Growing a 'floating forest' of staghorn coral [video]
Earlier today we covered the news that the Center for Biological Diversity settled with the NOAA about listing 82 species of coral on the Endangered Species List. In that post we mentioned that there were currently only two corals listed in U.S. waters, those being the elkhorn and staghorn corals (both listed as "threatened").

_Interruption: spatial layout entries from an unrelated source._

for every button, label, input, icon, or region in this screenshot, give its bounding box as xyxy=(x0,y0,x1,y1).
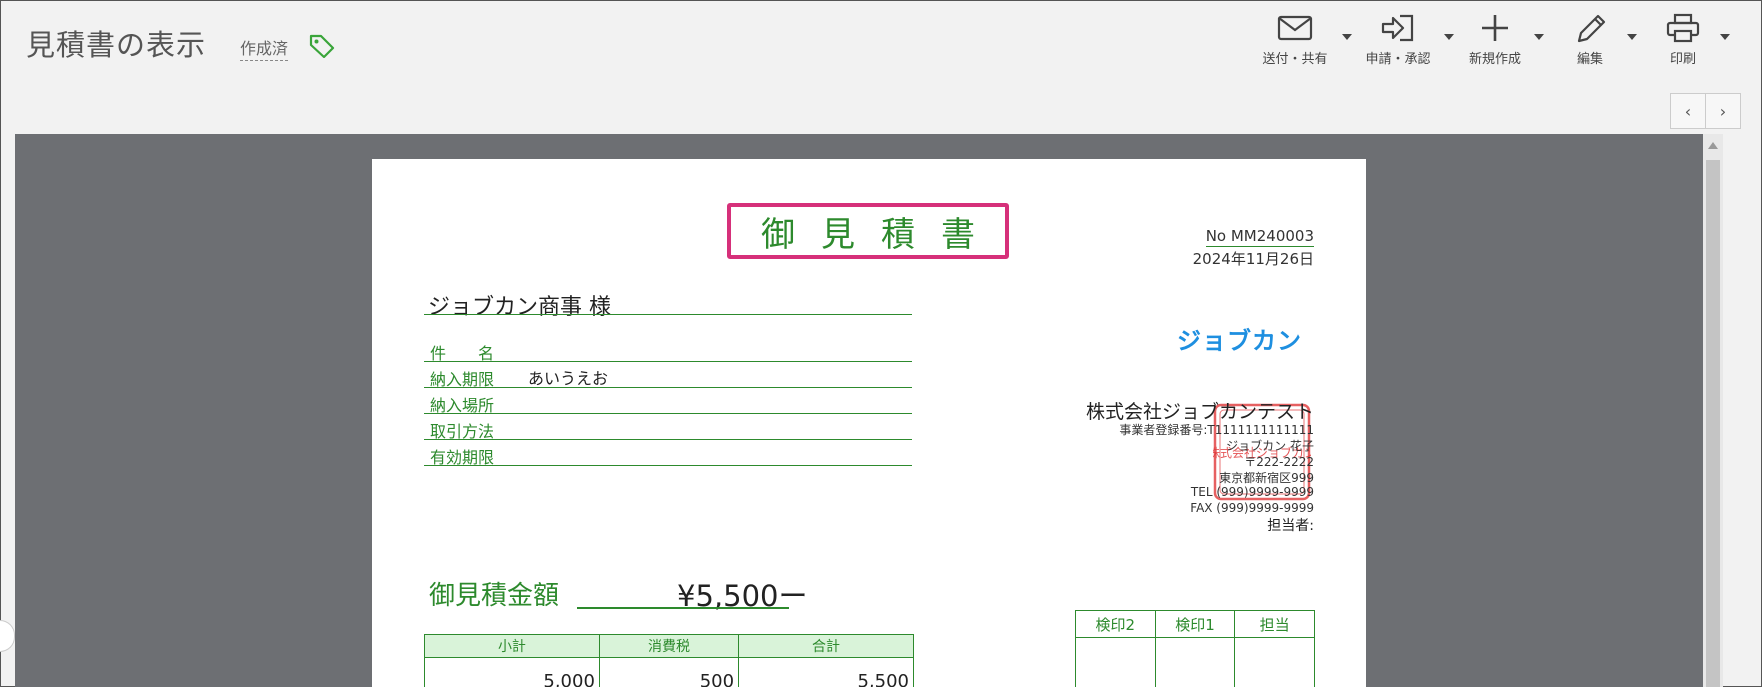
customer-name: ジョブカン商事 様 xyxy=(428,295,611,320)
send-share-button[interactable]: 送付・共有 xyxy=(1258,12,1332,67)
estimate-sheet: 御見積書 No MM240003 2024年11月26日 ジョブカン商事 様 件… xyxy=(372,159,1366,687)
scroll-up-arrow[interactable] xyxy=(1708,142,1718,149)
field-label: 納入期限 xyxy=(430,370,495,389)
company-logo: ジョブカン xyxy=(1177,327,1302,355)
stamp-header: 担当 xyxy=(1234,610,1315,638)
new-create-button[interactable]: 新規作成 xyxy=(1465,12,1525,67)
field-label: 取引方法 xyxy=(430,422,495,441)
approval-stamps-table: 検印2 検印1 担当 xyxy=(1075,610,1315,687)
print-button[interactable]: 印刷 xyxy=(1661,12,1705,67)
edit-dropdown[interactable] xyxy=(1627,34,1637,40)
prev-page-button[interactable]: ‹ xyxy=(1670,93,1706,129)
scrollbar[interactable] xyxy=(1703,134,1723,687)
field-row: 件 名 xyxy=(424,336,912,363)
tax-value: 500 xyxy=(598,657,740,687)
field-row: 取引方法 xyxy=(424,414,912,441)
tag-icon[interactable] xyxy=(308,32,336,58)
field-label: 納入場所 xyxy=(430,396,495,415)
tax-header: 消費税 xyxy=(598,634,740,658)
person-in-charge: 担当者: xyxy=(1267,518,1314,534)
stamp-box xyxy=(1234,637,1315,687)
total-header: 合計 xyxy=(738,634,914,658)
plus-icon xyxy=(1482,15,1508,41)
print-dropdown[interactable] xyxy=(1720,34,1730,40)
apply-approve-button[interactable]: 申請・承認 xyxy=(1361,12,1435,67)
next-page-button[interactable]: › xyxy=(1705,93,1741,129)
stamp-header: 検印1 xyxy=(1154,610,1236,638)
address: 東京都新宿区999 xyxy=(1219,471,1314,485)
apply-approve-label: 申請・承認 xyxy=(1365,52,1431,67)
envelope-icon xyxy=(1277,15,1313,41)
field-label: 件 名 xyxy=(430,344,495,363)
field-row: 有効期限 xyxy=(424,440,912,467)
page-title: 見積書の表示 xyxy=(26,28,207,62)
stamp-box xyxy=(1075,637,1156,687)
document-date: 2024年11月26日 xyxy=(1192,250,1314,268)
new-create-label: 新規作成 xyxy=(1468,52,1521,67)
status-badge[interactable]: 作成済 xyxy=(240,35,289,61)
side-panel-handle[interactable] xyxy=(0,620,15,652)
print-label: 印刷 xyxy=(1669,52,1696,67)
stamp-header: 検印2 xyxy=(1075,610,1156,638)
send-share-dropdown[interactable] xyxy=(1342,34,1352,40)
send-share-label: 送付・共有 xyxy=(1262,52,1328,67)
document-number: No MM240003 xyxy=(1205,227,1314,247)
document-viewer: 御見積書 No MM240003 2024年11月26日 ジョブカン商事 様 件… xyxy=(15,134,1723,687)
phone: TEL (999)9999-9999 xyxy=(1190,485,1314,499)
field-row: 納入期限 あいうえお xyxy=(424,362,912,389)
field-label: 有効期限 xyxy=(430,448,495,467)
field-value: あいうえお xyxy=(528,369,609,388)
field-row: 納入場所 xyxy=(424,388,912,415)
scroll-thumb[interactable] xyxy=(1706,160,1720,687)
customer-underline xyxy=(424,314,912,315)
totals-table: 小計 消費税 合計 5,000 500 5,500 xyxy=(424,634,914,687)
fax: FAX (999)9999-9999 xyxy=(1190,501,1314,515)
amount-underline xyxy=(577,607,789,609)
apply-approve-dropdown[interactable] xyxy=(1444,34,1454,40)
amount-label: 御見積金額 xyxy=(429,581,560,611)
edit-label: 編集 xyxy=(1576,52,1603,67)
printer-icon xyxy=(1666,13,1700,43)
new-create-dropdown[interactable] xyxy=(1534,34,1544,40)
subtotal-header: 小計 xyxy=(424,634,600,658)
sign-in-icon xyxy=(1381,14,1414,42)
pencil-icon xyxy=(1577,14,1606,43)
postal-code: 〒222-2222 xyxy=(1244,455,1314,469)
total-value: 5,500 xyxy=(738,657,914,687)
subtotal-value: 5,000 xyxy=(424,657,600,687)
document-title: 御見積書 xyxy=(727,203,1009,259)
company-name: 株式会社ジョブカンテスト xyxy=(1085,401,1314,423)
stamp-box xyxy=(1154,637,1236,687)
edit-button[interactable]: 編集 xyxy=(1568,12,1612,67)
contact-person: ジョブカン 花子 xyxy=(1226,439,1314,453)
registration-number: 事業者登録番号:T1111111111111 xyxy=(1119,423,1314,437)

As an interesting addition to that post, Morphologic posted a video showing how scientists are currently culturing these threatened corals for relocation onto existing coral reefs. It's a relatively short video and is an interesting look at how aquaculture is being used to regrow these threatened corals.
One of the most innovative, practical, and functional coral nurseries on the planet can be found just a few miles off the shores of Key Largo. The nursery consists of thousands of neatly organized colonies of the critically important staghorn coral (Acropora cervicornis) grown by the Coral Restoration Foundation (CRF) for the purpose of transplantation back to the reef. Staghorn corals have been decimated by disease and extreme weather here in Florida over the past 30 years, resulting in a seriously degraded reef ecosystem. Fortunately the CRF has developed methods that maximize the growth potential of these corals in their nursery, demonstrating that coral aquaculture is a realistic and effective way to restore beleaguered wild populations.